Une étude menée en Camargue révèle que les spatules blanches utilisent aussi bien les zones humides modérément protégées que celles fortement protégées. La complémentarité des modes de gestion en Camargue semble profiter à l’espèce, en particulier la gestion des marais chassés et des réserves naturelles protégées selon le cycle annuel.
La fragmentation des paysages représente un défi majeur pour la conservation des espèces mobiles et spécialisées comme les oiseaux d’eau. Face à cette problématique, les zones protégées jouent un rôle essentiel pour la préservation de la biodiversité. Une récente étude menée en Camargue sur la spatule blanche (Platalea leucorodia) révèle que cette espèce parvient à bénéficier des changements globaux actuels grâce à sa capacité à exploiter des habitats appropriés, qu’ils soient gérés de façon plus ou moins interventionniste. Le suivi de 91 spatules équipées de balises GPS entre 2016 et 2023, met en évidence des différences significatives dans l’utilisation spatiale du territoire selon l’âge des individus, tout en soulevant la question de la dépendance des espèces à des espaces naturelles fortement gérés par l’humain.
Des préférences spatiales liées à l’âge
L’analyse des données de géolocalisation démontre que les spatules blanches juvéniles et immatures ont tendance à plus fréquenter les zones au statut de protection modéré que les zones fortement protégées, contrairement aux adultes qui ne montrent pas de préférence marquée et utilisent aussi bien ces zones. De fait, les jeunes spatules adoptent également un comportement plus exploratoire que les adultes, en utilisant un plus grand nombre de sites différents tout au long de l’année.
Selon Hugo Ferreira, premier auteur de l’étude : « Ce comportement différencié entre les jeunes et les adultes pourrait s’expliquer de plusieurs manières, potentiellement cumulables : comme une stratégie d’évitement de la compétition pour la nourriture avec des adultes plus expérimentés, comme une phase d’exploration nécessaire à l’acquisition de connaissances sur leur environnement, ou tout simplement comme un manque d’expérience pour l’identification des zones les plus favorables. »
Espaces naturels privés et zones fortement protégées : une complémentarité fonctionnelle
Parmi les zones protégées plébiscitées par les jeunes spatules blanches et également fréquentées régulièrement par les adultes, on retrouve de nombreuses zones humides gérées par le secteur privé, notamment pour la chasse. A travers des pratiques comme l’inondation en été et le maintien des niveaux d’eau, leur gestion vise à augmenter l’attractivité de ces zones humides pour le gibier d’eau, ce qui favorise indirectement la présence de nourriture en abondance pour les spatules.
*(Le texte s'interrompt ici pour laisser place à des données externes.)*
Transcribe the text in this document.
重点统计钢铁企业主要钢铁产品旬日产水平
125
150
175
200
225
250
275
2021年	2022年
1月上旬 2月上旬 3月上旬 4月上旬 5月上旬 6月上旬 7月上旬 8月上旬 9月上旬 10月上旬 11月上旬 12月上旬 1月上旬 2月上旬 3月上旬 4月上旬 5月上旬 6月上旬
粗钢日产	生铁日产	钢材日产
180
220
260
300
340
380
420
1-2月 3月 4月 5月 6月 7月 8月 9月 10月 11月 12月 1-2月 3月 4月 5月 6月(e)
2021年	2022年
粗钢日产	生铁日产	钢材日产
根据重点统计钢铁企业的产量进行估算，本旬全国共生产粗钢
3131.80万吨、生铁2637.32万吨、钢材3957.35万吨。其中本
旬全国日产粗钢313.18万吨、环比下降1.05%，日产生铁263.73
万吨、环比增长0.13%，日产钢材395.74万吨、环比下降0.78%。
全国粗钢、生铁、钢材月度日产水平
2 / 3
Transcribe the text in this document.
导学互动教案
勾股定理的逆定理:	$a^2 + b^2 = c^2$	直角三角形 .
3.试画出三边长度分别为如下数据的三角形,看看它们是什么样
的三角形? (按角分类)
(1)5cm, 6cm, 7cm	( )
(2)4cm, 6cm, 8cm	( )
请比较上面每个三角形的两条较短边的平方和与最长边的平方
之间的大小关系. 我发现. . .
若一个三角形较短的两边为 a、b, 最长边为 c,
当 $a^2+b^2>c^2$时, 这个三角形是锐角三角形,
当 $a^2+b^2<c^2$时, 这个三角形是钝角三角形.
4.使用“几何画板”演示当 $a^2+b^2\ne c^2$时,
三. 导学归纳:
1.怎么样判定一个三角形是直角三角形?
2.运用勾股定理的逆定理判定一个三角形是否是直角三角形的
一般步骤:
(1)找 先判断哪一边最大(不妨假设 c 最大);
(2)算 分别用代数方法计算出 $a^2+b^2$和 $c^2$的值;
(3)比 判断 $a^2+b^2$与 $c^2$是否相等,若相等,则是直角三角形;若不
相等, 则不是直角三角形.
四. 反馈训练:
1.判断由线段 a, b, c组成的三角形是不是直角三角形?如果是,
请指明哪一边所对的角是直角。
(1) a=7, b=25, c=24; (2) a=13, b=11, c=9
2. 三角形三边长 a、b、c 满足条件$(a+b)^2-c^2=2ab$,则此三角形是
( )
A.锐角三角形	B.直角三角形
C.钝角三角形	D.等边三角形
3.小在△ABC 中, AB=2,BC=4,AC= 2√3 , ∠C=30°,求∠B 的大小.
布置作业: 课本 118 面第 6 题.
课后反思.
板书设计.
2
Dans un contexte de fragmentation des paysages et de dégradation globale des zones humides, ces espaces naturels, bien que moins protégés, jouent un rôle important pour des populations d’espèces non chassées telles que les spatules blanches mais potentiellement aussi comme les ibis falcinelle, les barges à queue noire ou autres limicoles. Car si les zones de protection forte garantissent un taux de dérangement minimum pour les spatules blanches, leur mode de gestion vise souvent à permettre à l’écosystème de persister dans son rythme naturel méditerranéen avec des assecs prolongés en fin d’été, ce qui peut réduire l’abondance de nourriture disponible à certaines périodes de l’année pour les oiseaux d’eau.
Conclusion
Cette étude illustre comment la Spatule blanche, une espèce modérément spécialiste, parvient à bénéficier des changements globaux actuels grâce à sa capacité à exploiter des habitats appropriés au sein de paysages fragmentés.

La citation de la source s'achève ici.